“Pinta tu aldea y pintarás el mundo”. Esta frase (o alguna de sus variantes) comúnmente atribuida a León Tolstói, nos habla acerca de cómo en muchas ocasiones aquello más personal y concreto es lo que con mayor potencia y sinceridad es capaz de llegar a más gente y ser universal. Una constatación de que los lazos que unen la experiencia humana son más fuertes que aquellos que, al menos en apariencia, nos separan.
En Muy lejos, el relato nos sitúa en una premisa circunscrita a un momento y circunstancias muy específicos. En plena crisis económica del 2008, Sergio, un hincha del Espanyol, se queda “atrapado” en Utrecht tras haber ido a apoyar a su equipo al extranjero. Un cautiverio que se desvela rápidamente como algo buscado y que servirá como punto de partida para que, a través de su particular historia de supervivencia, la película esboce un complejo retrato que tiene la humanidad como telón de fondo.
Gerard Oms, basándose en gran medida en sus propias experiencias personales, acomete en su ópera prima una suerte de drama social que coquetea con el cine documental en sus formalismos, adoptando algunas de sus malas prácticas y pecando en ocasiones de divagar más de la cuenta en lo rutinario, pero que tiene tintes y detalles que consiguen llevarlo más allá. La aparente historia de las penurias y malos trabajos a los que se enfrenta Sergio es tan solo el motor y punto de anclaje de un relato que se muestra en los puntos ciegos; en aquello que no se dice o, mejor dicho, en aquello que se reprime.
Mario Casas –en una fantástica dupla con un cínico y odioso David Verdaguer en estado de gracia– consigue impregnar a su personaje de una naturalidad y angustia que vienen dadas por un bagaje del que el espectador no tiene constancia. La decisión que se nos muestra desde un inicio de tirar su cartera a la papelera despierta, evidentemente, muchas preguntas acerca de los motivos que pueden llevar a alguien a sabotearse a sí mismo de semejante manera. Sin embargo, esta no es una información que la película dé de manera gratuita.

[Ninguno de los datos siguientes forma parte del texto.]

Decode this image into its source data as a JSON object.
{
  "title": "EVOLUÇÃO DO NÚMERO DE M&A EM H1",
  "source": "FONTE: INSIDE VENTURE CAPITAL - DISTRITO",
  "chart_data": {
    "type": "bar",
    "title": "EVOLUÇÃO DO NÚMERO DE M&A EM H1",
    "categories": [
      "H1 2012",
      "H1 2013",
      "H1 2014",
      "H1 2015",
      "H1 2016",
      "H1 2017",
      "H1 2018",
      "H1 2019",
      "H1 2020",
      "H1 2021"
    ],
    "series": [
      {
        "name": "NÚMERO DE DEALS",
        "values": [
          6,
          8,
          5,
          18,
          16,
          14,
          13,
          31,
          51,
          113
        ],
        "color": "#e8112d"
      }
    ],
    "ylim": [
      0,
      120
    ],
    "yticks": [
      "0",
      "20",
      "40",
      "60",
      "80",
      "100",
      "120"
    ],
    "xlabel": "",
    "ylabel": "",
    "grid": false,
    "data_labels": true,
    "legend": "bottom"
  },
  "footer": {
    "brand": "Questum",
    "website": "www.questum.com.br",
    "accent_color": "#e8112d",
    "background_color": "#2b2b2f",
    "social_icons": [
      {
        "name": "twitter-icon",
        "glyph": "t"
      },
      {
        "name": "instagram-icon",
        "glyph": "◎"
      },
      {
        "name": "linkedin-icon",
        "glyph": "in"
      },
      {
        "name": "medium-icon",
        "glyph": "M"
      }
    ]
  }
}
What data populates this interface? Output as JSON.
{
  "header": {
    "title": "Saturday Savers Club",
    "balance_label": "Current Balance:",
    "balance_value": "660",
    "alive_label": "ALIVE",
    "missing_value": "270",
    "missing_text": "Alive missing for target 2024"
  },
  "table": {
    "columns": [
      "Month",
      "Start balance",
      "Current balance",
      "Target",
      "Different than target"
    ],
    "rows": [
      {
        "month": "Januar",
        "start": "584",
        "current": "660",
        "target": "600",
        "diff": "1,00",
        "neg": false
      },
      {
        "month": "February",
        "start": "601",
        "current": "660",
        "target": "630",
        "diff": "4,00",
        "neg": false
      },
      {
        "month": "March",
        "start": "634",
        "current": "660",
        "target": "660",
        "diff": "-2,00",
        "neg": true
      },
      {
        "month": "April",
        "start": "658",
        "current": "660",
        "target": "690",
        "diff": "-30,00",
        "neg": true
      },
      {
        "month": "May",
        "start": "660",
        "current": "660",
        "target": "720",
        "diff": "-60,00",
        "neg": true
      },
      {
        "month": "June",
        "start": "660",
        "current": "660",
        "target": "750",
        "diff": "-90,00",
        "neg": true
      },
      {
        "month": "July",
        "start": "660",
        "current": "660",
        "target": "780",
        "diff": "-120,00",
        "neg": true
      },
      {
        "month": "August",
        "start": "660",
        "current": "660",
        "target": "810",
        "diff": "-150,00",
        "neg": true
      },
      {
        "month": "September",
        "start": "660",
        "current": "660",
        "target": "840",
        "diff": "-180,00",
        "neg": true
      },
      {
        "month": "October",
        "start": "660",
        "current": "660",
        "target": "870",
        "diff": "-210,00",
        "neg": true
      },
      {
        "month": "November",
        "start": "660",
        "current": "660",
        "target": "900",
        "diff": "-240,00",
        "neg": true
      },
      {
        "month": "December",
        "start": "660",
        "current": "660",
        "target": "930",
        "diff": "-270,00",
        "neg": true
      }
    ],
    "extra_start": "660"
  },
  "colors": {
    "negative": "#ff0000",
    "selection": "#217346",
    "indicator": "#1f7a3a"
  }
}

El volantazo existencial de Sergio podría fácilmente atribuirse a una huida o la búsqueda de un nuevo comienzo tras la crisis económica en España, pero esas motivaciones siempre quedan relegadas al silencio, dibujándose en su hermetismo una suerte de relato que la película nunca termina de confirmar o desmentir. Una decisión que bien podría ser simplemente por hacerse los misteriosos pero que también podría deberse a que el propio Sergio no lo tiene claro y, en el fondo, está utilizando esta especie de cautiverio autoimpuesto repleto de estoicismo y de masculinidad tóxica –vehiculizada a través del fútbol de una manera a la vez tópica y acertada– como su particular viaje de autodescubrimiento.
Muy lejos no es una película perfecta. Eso es evidente. En muchos segmentos el afán documentalista recae en exceso en la repetición o lo anodino y aquellos pulsos que se desprenden de los vacíos no siempre están presentes. Su estructura y desarrollo en las subtramas son, sobre el papel, inconsistentes y faltas de las resoluciones o tratamientos que, al menos en su planteamiento, pedían. Pero a pesar de todos los peros y cosquillas que se le puedan hacer, no he sido capaz de quitarme la película de la cabeza durante un buen rato. Hay algo especial en sus personajes y en la naturalidad que se desprende de sus interacciones; su humanidad. En ese perenne baile con el único chelo que sirve como banda sonora, oscilando entre lo diegético y extradiegético enfatizando su soledad. En cómo nada llega al mansplaining con el público y en que aquellos conflictos expuestos, por muy locales o personales que sean, se sienten importantes y cercanos, a pesar de no haber pisado Utrecht en mi vida. Y eso tampoco sucede todos los días.